THESE 4 Stocks Have Received Premium Price Takeover Bids Amid Global M&A Slowdown

April 12, 2022 - Baystreet.ca


Under the current state of geopolitical uncertainty has dropped Global M&A markets to pre-pandemic levels. Despite this slowdown’s biting into the profits of large global banks, there are still some significant takeover bids on the table which involve premium prices. Here now are FOUR companies who have recently received premium takeover bids despite the slodown: CDK Global, Inc. (NASDAQ:CDK), Telecom Italia S.p.A. (OTC:TIAAY), Tufin Software Technologies Ltd. (NYSE:TUFN), and Spirit Airlines, Inc. (NYSE:SAVE).

CDK Global, Inc. (NASDAQ:CDK)

Shares of CDK Global, Inc. (NASDAQ:CDK) jumped more than 10% after the software developer and technology provider for auto dealers agreed to be acquired for $54.87 per share in a transaction valued at approximately $8.3 billion by Brookfield Asset Management Inc. (NYSE:BAM) and its institutional partners.

With annual revenue of $1.7 billion, CDK Global is a leading provider of technology services and software solutions that help automotive dealers and manufacturers run their businesses more efficiently.

The deal came with a 12% premium over the previous day’s closing price, and also a 30% premium over CDK’s closing price on February 18, 2022 when it was first reported the company was exploring a sale.

CDK Global is a high-quality and highly cash generative technology services and software business with a leading market position and strong fundamentals,” said Doug Bayerd, Managing Director, Brookfield Business Partners. “We are excited to grow our technology footprint with the acquisition of CDK Global, and we look forward to leveraging our operating capabilities to build on the Company’s track record of providing best-in-class customer service and innovation.”

Telecom Italia S.p.A. (OTC:TIAAY)

Italy’s national phone company, Telecom Italia S.p.A. (OTC:TIAAY) recently turned down a $36-billion takeover offer valued at a near 50% premium from bidders KKR & Co.

“Given that KKR did not confirm its Expression of Interest, including the price therein previously indicated, the Board unanimously decided that it would not be appropriate at this time to grant KKR access to due diligence,” said Telecom Italia. “Should KKR submit a deliverable, complete and attractive offer (including, amongst other things, a price per TIM ordinary / saving share), TIM Board of Directors would be open to reconsidering its decision in the interest of all shareholders.”

The non-binding November proposal could’ve been seen as a slam dunk with its premium price and low acceptance threshold.
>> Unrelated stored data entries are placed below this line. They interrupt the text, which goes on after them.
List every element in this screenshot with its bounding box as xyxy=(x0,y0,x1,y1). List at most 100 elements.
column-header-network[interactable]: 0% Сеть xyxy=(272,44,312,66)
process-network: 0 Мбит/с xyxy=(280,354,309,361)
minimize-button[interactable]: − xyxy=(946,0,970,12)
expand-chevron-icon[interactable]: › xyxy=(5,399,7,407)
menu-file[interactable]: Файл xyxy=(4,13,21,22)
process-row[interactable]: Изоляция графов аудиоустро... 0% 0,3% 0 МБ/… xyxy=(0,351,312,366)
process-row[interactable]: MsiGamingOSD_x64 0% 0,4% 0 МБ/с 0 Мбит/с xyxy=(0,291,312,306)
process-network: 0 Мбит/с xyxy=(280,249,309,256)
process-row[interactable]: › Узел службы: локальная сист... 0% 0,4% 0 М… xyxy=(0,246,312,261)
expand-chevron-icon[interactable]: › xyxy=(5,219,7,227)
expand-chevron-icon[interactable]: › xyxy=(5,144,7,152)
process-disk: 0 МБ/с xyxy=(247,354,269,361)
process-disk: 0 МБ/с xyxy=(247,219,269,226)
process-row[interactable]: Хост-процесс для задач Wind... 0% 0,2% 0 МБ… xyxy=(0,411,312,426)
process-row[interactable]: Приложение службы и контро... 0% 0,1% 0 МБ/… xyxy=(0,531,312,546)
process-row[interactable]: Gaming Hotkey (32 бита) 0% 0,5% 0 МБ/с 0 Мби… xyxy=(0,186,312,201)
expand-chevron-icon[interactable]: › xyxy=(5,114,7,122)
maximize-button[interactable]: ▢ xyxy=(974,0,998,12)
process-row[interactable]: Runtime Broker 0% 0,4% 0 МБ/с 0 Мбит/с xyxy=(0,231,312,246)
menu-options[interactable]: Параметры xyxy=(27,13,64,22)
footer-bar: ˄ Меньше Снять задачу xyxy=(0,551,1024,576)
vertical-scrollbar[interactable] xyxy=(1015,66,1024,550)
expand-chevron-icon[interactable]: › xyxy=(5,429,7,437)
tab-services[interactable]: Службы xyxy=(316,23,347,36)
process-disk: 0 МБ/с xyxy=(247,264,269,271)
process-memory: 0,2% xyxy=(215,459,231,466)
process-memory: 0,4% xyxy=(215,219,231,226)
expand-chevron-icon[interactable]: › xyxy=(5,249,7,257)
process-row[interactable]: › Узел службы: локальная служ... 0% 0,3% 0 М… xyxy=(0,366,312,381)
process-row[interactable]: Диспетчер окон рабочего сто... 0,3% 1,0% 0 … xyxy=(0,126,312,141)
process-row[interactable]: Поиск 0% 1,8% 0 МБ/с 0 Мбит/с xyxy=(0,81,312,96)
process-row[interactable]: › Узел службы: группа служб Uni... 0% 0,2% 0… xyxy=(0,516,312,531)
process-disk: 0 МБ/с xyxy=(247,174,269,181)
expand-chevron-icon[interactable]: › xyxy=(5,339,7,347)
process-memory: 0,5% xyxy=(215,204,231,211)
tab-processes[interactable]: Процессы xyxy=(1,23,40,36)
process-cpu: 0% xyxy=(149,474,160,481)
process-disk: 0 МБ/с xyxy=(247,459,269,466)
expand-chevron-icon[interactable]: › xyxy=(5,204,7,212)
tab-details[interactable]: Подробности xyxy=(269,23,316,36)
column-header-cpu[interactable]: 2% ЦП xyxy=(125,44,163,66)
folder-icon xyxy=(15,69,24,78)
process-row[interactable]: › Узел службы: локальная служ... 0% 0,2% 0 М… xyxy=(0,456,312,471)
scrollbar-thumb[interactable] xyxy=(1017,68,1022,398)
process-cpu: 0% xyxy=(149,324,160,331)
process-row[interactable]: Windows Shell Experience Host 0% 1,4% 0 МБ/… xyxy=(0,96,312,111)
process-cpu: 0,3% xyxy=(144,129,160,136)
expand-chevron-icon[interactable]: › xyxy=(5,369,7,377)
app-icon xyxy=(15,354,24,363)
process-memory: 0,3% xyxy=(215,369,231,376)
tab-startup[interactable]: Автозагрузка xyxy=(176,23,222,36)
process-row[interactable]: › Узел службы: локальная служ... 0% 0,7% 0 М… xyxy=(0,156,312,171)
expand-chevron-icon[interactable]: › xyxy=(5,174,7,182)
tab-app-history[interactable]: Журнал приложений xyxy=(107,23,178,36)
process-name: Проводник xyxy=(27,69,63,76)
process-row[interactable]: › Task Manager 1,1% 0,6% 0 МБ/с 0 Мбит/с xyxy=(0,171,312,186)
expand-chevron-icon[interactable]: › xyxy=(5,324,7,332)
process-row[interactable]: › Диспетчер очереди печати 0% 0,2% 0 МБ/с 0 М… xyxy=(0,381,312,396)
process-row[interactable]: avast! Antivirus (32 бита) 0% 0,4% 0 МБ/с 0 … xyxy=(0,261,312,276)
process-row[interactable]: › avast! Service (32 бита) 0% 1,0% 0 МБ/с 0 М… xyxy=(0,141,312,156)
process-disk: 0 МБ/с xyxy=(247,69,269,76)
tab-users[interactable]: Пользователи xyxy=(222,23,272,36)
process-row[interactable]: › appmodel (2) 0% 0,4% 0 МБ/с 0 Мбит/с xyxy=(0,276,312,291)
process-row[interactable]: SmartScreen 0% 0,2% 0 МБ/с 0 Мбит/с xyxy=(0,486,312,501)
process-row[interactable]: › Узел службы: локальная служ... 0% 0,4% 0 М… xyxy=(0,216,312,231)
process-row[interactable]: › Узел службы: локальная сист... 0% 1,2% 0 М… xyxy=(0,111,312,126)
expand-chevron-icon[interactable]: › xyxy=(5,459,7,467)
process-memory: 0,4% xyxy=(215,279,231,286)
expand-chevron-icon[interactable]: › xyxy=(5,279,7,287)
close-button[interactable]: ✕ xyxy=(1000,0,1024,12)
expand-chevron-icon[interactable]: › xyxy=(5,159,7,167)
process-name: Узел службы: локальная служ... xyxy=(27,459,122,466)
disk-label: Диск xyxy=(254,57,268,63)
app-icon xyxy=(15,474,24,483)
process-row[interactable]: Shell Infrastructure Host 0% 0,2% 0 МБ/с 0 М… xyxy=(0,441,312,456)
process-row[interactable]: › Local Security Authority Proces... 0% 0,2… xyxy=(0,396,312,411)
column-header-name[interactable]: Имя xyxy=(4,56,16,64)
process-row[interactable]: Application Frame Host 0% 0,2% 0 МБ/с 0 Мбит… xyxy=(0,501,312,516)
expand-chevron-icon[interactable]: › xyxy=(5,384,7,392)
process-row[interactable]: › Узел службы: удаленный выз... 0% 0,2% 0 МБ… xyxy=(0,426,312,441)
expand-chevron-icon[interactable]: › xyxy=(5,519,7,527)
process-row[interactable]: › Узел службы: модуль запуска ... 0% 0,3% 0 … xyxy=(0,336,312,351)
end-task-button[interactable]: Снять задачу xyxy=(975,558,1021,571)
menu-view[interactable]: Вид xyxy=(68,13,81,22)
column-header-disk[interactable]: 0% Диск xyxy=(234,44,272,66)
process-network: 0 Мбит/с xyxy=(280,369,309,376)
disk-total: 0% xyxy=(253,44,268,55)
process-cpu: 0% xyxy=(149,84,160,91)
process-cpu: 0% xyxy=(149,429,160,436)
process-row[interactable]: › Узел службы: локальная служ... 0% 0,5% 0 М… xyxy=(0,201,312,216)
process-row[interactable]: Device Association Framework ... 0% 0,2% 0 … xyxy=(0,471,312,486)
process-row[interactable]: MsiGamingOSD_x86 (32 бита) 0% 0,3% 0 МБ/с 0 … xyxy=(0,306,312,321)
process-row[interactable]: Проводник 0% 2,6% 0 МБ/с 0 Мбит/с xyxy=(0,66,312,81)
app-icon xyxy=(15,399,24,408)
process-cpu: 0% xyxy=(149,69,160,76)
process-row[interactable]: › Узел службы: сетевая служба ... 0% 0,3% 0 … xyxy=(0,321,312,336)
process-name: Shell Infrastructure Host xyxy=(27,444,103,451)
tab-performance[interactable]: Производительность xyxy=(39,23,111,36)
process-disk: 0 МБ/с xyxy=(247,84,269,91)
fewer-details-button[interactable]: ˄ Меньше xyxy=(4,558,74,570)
However, Telecom Italia sprang into action, by replacing its CEO and embarking on a new strategy to split in two—which apparently was what KKR had in mind in the first place.

During the saga, the average analyst price target for Telecom Italia has fallen 14%. Earlier in March 2022, Telecom Italia’s Board of Directors said it remains committed to its own reorganization plan, which hinges on an eventual merger with smaller state-backed rival Open Fiber SpA.

Tufin Software Technologies Ltd. (NYSE:TUFN)

Shares of Tufin Software Technologies Ltd. (NYSE:TUFN) soared after it agreed to a takeover offer from Turn/River Capital, in an all-cash transaction that came with a 44% premium.

Shareholders of Tufin are set to receive $13 per share, which values the company at approximately $570 million.

Upon completion of the transaction, Tufin will become a private company partnered with Turn/River Capital.

"This deal represents an important milestone for Tufin, and as a private company, we will have the opportunity to accelerate our growth through investments in our technology, people, and go-to-market," said Ruvi Kitov, Chairman, CEO, and Co-Founder of Tufin. "The team at Turn/River specializes in helping software companies like Tufin, and with their partnership and expertise I am confident that we will be able to achieve our long-term goals faster."

Spirit Airlines, Inc. (NYSE:SAVE)

After a $3.6 billion all-cash offer came in from another carrier, JetBlue caused shares of Spirit to surge more than 22% soon after the offer broke.

What happens next hinges on how Spirit handles the situation. While the bid from JetBlue was deemed unsolicited, Spirit has committed to meet with its potential buyers and to weigh its options regarding Frontier—as Frontier was in line for a potential merger with Spirit Airlines as recently as February 2022.

Spirit intends to engage in discussions with JetBlue with respect to JetBlue’s proposal, in accordance with the terms of the company’s merger agreement with Frontier,” said Spirit in a statement. “Spirit remains bound by the terms of the merger agreement with Frontier, and Spirit's Board has not determined that JetBlue's proposal in fact constitutes a Superior Proposal as defined in the merger agreement with Frontier.”

The value of Frontier’s offer has fluctuated with its stock price, but it was worth about a third less than the JetBlue bid using April 4, 2022 share prices. Combining Spirit and Frontier would be worth an estimated $6.6 billion, while JetBlue's potential merge would be worth $7.3 billion.